Но сейчас чародейка ничего не могла.
Позже она видела, как по приказу Расате Коста превратился в волка и побежал за добычей. Его не было долго. Сколько? Она не могла понять во мраке пещеры, где только монотонный звук падающих капель отмерял время. Порой этот звук доводил ее до безумия, она начинала кричать, петь, смеяться. И в таких случаях всегда появлялся Расате.
– Ты не должна показывать, что слаба, как простой человек, Малфрида. Простых смертных веселит, когда такие, как мы, проявляют слабость. Потому они и придумывают для нас жестокие казни – забивают камнями, протыкают кольями, сжигают на костре. Они наши враги. Но мы сильнее.
– То-то ты прячешься уже столько лет!
– Я не прячусь. Я удалился от них. Но они сами приходят ко мне. Я их лекарь и чудотворец. И они рассказывают мне обо всем, что творится наверху.
– Вот как? Может, тогда поведаешь мне, что там с князем Святославом?
Малфрида спросила, но не ждала ответа. Но Расате вдруг опустился на камень неподалеку и заговорил.
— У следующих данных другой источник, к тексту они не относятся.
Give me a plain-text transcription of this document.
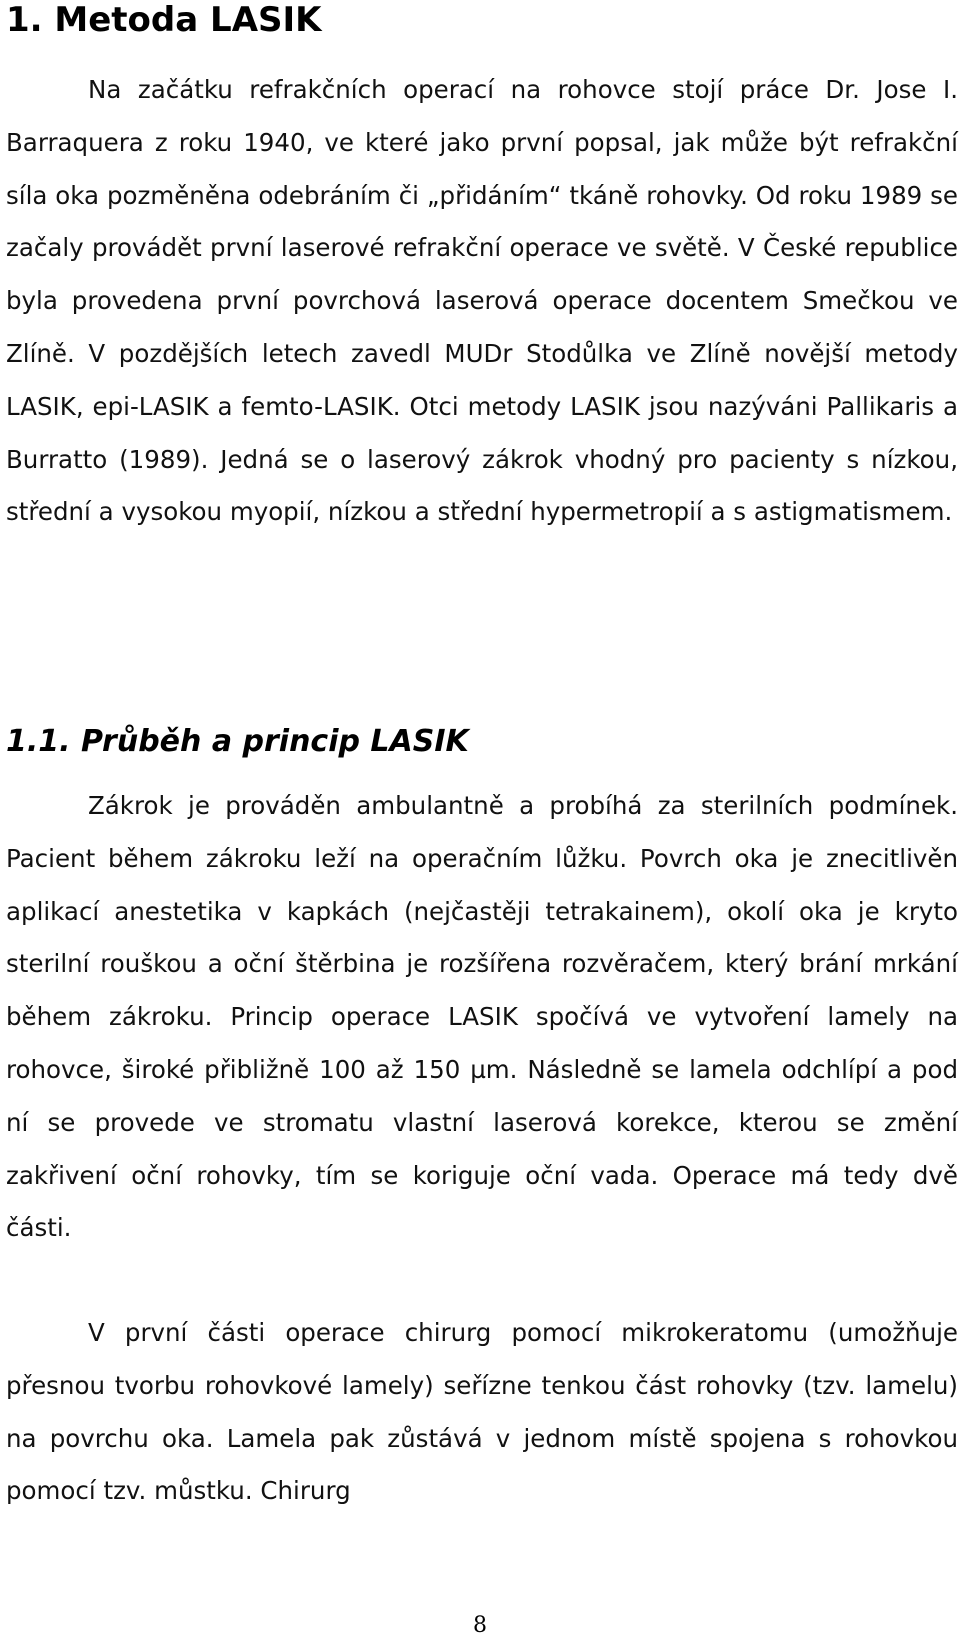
1. Metoda LASIK

Na začátku refrakčních operací na rohovce stojí práce Dr. Jose I. Barraquera z roku 1940, ve které jako první popsal, jak může být refrakční síla oka pozměněna odebráním či „přidáním“ tkáně rohovky. Od roku 1989 se začaly provádět první laserové refrakční operace ve světě. V České republice byla provedena první povrchová laserová operace docentem Smečkou ve Zlíně. V pozdějších letech zavedl MUDr Stodůlka ve Zlíně novější metody LASIK, epi-LASIK a femto-LASIK. Otci metody LASIK jsou nazýváni Pallikaris a Burratto (1989). Jedná se o laserový zákrok vhodný pro pacienty s nízkou, střední a vysokou myopií, nízkou a střední hypermetropií a s astigmatismem.

1.1. Průběh a princip LASIK

Zákrok je prováděn ambulantně a probíhá za sterilních podmínek. Pacient během zákroku leží na operačním lůžku. Povrch oka je znecitlivěn aplikací anestetika v kapkách (nejčastěji tetrakainem), okolí oka je kryto sterilní rouškou a oční štěrbina je rozšířena rozvěračem, který brání mrkání během zákroku. Princip operace LASIK spočívá ve vytvoření lamely na rohovce, široké přibližně 100 až 150 µm. Následně se lamela odchlípí a pod ní se provede ve stromatu vlastní laserová korekce, kterou se změní zakřivení oční rohovky, tím se koriguje oční vada. Operace má tedy dvě části.

V první části operace chirurg pomocí mikrokeratomu (umožňuje přesnou tvorbu rohovkové lamely) seřízne tenkou část rohovky (tzv. lamelu) na povrchu oka. Lamela pak zůstává v jednom místě spojena s rohovkou pomocí tzv. můstku. Chirurg

8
О Святославе Русском он отзывался уважительно. Этот князь – дар древних богов Болгарии. Он сумел избавить ее от извечного врага – Византии. Раньше болгары с почтением и завистью относились к империи, хоть и ненавидели ее. Но затем из-за проклятого христианства прониклись к ромеям расположением. А ромеи хитры, они сперва присылали своих священнослужителей, затем торговцев, а позже стали возводить храмы и дороги. Но, признав дружбу с Византией, болгары потеряли себя. Им нужен был мир, но на деле они все заимствовали у ромеев – веру, обычаи, одеяния, книги.
Казалось, Расате готов без конца говорить об этом, но Малфрида уже знала, как он ненавидит ромеев, а вот о Святославе…
– Русский князь был бы хорош для нас, если б не пошел на сговор с христианами, – продолжал Расате. Голос звучал спокойно, но Малфрида уловила, что он сдерживает себя. Легкая дрожь сотрясала слепца, когда он вдруг спросил: – Почему князь оставил христианские храмы и не запретил служение Христу? Что ему помешало изгнать или казнить всех монахов? Ведь на Руси он это сделал! А здесь…
Слепец глубоко вздохнул, и Малфрида подумала, что Расате глуп, если не понимает того, что и его самого когда-то погубило: нельзя идти против воли всего народа, нельзя жестокостью навязывать свою волю. И Святослав прав, что оставил болгарских правителей, но начал постепенно возрождать старую веру. И возвеличивать любого, кто принимает ее. Так, исподволь…
– Что вы сказали? – спохватилась она. – О какой битве идет речь?
– О битве с ромеями, Малфрида, если ты не в силах понять, о чем я говорю!
Теперь Расате казался раздраженным, и ведьма испугалась, что он вот-вот уйдет. Пришлось упрашивать, она даже коснулась его ледяной, как у мертвеца, руки. Ее даже передернуло от омерзения, но ей так важно было знать о своих!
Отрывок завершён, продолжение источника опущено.